@BillRM,
BillRM wrote:
I would not if a was you count on the black community voting for the candidate of the KKK oh sorry I mean the GOP/tea party due to them being unhappy with Obama.
You must be buying into the idea that black are stupid by their very nature as stupid in fact as members of the tea party or even more stupid to think otherwise.
The significance of Obama's declining support among African-Americans does not rest with the possibility of large numbers of their membership voting for the Republican challenger in 2012. While I do believe there would a noticable shift in African-American votes if Cain was running, the vast majority of black voters will not cross party lines because they are dissatisfied with the first black president in American history.
Of course it is the same case with dissatisfied voters who self-identify as Gay & Lesbians, Hispanics, Environmentalists, Pacifists etc. The real danger, in terms of ballots cast is that the disaffected will stay home or cast their vote for fringe third party candidates as an act of protest.
Every vote not cast for Obama will not be a vote cast for his opponent, but he needs and wants all of the votes he was able to secure in 2008
Obama has lost support in virtually all of the voting blocs he was able to count on in 2008: women, the aged, hispanics, young people. I could be wrong but I don't believe there is a single bloc in which he has substantially gained support, unless it is Investors in Green Energy
Even the strength of support from the labor vote is uncertain, and with all of the contraversial actions taken by State Governors and State Legislatures as respects the rights of publice service union employees, this is pretty amazing. Maybe the private worker union members don't feel the same degree of fraternity with their counterparts in the public workplace because they realize it's their taxes that have to be raised to continue or increase their benefits.
The Union Bosses of course will stick with the president (what choice do they have?) but the value of Union support is more about the money they can pour into a campaign as opposed to the number of votes.
You're absolutely right that much of the disaffection from former Obama supporters is not because he is not acting more like a Republican and so they will not be gravitating towards the Republican candidate in November 2012. Many of them perceive a Republican being elected in 2012 as a looming catastrophe and will very likely hold their noses and vote for what they believe is the lesser of two evils.
There is a reason though why successful campaigns are intensly focused on strategies to "get out the vote," why Democrats don't like to see clouds in the skies on Election Day and there have been restrictions of one sort or another on the sale of alcohol on Election Day throughout our history.
In order for there to be historical Democrat voting turnout, nature and municipalities have to cooperate, but more importantly, there must be a historical nature to the election.
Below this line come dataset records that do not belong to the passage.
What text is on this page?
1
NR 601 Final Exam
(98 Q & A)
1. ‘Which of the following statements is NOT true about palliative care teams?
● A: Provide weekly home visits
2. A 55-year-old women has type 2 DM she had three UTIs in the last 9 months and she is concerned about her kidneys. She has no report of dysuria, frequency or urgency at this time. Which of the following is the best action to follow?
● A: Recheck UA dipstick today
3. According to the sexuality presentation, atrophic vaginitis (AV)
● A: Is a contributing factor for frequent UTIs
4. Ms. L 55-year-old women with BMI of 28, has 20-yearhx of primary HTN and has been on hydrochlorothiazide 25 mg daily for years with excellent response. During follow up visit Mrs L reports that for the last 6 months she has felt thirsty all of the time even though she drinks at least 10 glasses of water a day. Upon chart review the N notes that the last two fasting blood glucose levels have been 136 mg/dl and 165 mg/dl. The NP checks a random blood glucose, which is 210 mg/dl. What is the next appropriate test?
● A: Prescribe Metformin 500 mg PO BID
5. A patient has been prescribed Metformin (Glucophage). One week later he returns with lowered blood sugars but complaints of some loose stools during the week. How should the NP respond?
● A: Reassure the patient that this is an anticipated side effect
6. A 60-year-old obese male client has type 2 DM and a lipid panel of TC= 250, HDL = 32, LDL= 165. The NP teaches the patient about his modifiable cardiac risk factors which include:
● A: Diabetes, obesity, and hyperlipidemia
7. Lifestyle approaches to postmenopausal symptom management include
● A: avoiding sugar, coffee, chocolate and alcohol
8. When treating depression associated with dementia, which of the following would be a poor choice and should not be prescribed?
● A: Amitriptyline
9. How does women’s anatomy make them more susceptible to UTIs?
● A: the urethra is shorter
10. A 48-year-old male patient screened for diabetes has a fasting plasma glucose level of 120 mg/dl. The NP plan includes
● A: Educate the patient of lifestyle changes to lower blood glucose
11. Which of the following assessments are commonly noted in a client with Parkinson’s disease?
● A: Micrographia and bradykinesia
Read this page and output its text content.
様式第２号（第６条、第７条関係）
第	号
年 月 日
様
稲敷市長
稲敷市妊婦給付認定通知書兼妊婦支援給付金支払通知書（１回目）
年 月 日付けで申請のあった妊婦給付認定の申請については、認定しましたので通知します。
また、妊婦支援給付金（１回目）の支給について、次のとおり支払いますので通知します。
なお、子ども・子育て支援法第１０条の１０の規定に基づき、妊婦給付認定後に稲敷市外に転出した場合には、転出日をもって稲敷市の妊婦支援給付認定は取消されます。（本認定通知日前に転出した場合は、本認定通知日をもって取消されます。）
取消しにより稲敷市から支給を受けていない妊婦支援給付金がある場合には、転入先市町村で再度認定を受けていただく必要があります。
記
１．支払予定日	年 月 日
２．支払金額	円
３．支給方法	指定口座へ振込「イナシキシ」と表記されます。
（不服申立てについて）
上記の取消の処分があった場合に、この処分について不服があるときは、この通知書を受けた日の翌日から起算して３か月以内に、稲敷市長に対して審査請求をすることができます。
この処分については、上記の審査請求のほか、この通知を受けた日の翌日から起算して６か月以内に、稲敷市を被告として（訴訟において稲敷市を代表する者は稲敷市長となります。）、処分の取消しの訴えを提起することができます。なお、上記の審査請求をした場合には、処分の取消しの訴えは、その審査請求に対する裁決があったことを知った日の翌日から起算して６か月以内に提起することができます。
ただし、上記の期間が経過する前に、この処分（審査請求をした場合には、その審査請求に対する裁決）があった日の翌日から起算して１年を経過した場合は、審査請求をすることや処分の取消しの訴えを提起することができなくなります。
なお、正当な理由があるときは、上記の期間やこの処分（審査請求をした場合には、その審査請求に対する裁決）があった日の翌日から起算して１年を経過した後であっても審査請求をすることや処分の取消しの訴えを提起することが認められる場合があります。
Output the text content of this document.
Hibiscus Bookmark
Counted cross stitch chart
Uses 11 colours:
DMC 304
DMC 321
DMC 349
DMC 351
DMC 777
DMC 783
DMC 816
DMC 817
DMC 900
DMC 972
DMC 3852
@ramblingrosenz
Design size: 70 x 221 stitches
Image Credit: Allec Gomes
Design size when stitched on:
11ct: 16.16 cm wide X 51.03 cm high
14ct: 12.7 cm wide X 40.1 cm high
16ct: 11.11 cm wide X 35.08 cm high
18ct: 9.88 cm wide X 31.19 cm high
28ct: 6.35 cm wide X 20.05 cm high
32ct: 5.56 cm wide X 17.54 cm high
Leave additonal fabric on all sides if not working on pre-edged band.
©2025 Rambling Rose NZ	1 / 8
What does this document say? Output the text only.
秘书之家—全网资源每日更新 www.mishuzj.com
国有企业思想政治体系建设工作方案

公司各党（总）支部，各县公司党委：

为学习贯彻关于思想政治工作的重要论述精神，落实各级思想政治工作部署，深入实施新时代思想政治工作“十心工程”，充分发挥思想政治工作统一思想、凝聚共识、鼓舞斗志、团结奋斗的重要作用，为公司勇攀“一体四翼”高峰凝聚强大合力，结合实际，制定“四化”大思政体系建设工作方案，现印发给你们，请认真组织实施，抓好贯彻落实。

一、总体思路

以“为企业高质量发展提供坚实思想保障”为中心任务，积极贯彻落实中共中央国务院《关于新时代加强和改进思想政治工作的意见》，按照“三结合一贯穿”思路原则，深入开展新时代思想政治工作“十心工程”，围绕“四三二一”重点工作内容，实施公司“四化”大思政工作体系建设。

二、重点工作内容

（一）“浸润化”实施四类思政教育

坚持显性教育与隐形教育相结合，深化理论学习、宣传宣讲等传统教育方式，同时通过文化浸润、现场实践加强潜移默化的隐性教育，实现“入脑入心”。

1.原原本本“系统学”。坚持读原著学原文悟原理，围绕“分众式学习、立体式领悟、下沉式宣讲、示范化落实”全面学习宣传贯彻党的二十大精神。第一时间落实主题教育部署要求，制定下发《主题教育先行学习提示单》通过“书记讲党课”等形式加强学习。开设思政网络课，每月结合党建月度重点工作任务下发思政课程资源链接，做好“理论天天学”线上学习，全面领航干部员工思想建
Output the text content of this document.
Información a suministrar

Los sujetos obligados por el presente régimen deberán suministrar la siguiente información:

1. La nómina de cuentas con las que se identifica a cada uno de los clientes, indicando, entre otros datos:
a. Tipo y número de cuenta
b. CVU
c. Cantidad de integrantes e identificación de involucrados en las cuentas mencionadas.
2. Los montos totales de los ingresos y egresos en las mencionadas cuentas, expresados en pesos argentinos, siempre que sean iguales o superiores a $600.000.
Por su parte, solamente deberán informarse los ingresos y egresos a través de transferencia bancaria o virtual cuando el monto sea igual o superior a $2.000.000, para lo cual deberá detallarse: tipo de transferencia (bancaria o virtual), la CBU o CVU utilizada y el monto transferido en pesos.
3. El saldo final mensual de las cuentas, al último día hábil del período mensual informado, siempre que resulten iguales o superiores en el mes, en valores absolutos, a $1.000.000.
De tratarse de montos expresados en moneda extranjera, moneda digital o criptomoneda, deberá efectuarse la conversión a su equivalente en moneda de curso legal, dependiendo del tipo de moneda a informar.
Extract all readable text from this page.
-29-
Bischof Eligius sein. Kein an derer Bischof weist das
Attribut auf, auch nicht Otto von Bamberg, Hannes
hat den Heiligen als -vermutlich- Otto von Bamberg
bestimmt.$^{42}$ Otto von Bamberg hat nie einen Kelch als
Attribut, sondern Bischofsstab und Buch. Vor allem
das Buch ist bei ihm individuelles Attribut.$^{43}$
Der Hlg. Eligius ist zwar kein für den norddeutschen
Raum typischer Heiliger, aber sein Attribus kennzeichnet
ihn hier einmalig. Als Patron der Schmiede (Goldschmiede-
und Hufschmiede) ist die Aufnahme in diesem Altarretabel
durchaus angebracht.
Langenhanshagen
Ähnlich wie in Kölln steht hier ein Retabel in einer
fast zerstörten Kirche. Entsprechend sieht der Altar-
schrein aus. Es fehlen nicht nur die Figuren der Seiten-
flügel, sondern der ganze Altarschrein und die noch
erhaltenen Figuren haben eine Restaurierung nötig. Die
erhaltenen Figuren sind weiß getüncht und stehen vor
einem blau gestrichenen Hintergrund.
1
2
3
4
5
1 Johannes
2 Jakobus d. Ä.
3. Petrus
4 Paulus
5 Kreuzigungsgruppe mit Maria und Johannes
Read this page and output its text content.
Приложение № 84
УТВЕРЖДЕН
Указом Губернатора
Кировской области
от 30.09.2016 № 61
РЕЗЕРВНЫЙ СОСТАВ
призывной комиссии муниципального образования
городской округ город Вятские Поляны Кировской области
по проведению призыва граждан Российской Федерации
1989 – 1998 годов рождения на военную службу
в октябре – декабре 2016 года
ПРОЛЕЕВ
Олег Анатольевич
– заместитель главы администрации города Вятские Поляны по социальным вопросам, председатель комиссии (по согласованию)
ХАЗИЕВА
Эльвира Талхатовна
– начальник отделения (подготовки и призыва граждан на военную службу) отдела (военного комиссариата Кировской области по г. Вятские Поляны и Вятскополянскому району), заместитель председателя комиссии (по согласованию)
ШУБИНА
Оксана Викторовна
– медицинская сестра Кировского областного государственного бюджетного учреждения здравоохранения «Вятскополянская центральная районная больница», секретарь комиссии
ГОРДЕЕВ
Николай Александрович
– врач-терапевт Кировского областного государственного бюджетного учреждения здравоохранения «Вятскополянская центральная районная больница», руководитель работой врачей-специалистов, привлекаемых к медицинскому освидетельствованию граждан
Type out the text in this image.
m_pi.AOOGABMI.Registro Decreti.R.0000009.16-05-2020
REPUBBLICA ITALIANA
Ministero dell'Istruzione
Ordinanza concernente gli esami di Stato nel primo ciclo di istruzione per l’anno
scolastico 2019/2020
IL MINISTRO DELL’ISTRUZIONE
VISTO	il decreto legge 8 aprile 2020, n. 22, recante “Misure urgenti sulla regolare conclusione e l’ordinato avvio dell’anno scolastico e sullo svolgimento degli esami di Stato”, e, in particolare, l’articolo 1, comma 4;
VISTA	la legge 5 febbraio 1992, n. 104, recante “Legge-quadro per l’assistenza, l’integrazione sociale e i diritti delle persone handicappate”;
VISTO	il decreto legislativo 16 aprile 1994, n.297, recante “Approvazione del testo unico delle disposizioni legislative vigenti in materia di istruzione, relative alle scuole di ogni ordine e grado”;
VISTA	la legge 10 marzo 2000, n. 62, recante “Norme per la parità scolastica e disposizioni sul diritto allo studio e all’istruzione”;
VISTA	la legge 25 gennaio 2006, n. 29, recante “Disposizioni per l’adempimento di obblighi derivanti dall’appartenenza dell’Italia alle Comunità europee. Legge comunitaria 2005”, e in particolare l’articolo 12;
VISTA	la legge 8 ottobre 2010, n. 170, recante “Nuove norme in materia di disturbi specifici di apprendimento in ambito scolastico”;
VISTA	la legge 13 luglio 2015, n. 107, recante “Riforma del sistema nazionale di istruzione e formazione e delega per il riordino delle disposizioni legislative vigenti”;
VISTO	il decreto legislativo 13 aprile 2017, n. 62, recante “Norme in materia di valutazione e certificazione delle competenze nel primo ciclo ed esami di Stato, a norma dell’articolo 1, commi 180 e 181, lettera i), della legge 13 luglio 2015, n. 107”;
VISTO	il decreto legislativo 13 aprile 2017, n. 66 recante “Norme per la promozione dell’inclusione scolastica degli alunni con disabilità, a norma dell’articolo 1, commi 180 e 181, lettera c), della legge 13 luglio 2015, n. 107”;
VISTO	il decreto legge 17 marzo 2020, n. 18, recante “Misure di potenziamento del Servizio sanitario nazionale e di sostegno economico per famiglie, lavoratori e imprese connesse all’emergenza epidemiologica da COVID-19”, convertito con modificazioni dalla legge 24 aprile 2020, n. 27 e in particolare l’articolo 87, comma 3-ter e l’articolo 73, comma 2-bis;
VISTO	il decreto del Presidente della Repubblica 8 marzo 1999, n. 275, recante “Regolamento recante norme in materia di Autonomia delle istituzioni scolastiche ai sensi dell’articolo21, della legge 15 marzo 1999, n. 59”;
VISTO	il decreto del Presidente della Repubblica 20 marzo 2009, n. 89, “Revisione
Certainly in terms of the latter, 2008 presented an election of significant historical proportions.
I would argue that the stakes may be even greater in 2012 than they were in 2008, but there is no way that the upcoming election will generate the same degree of interest as did the one in 2008. Even if Obama was doing a good job his campaign would be accounting for an expected fall off in voter turnout in 2012, but to the degree that he is feeding Democrat voter apathy (in the sense of not believing a vote matters as opposed to not caring about issues), he is in trouble.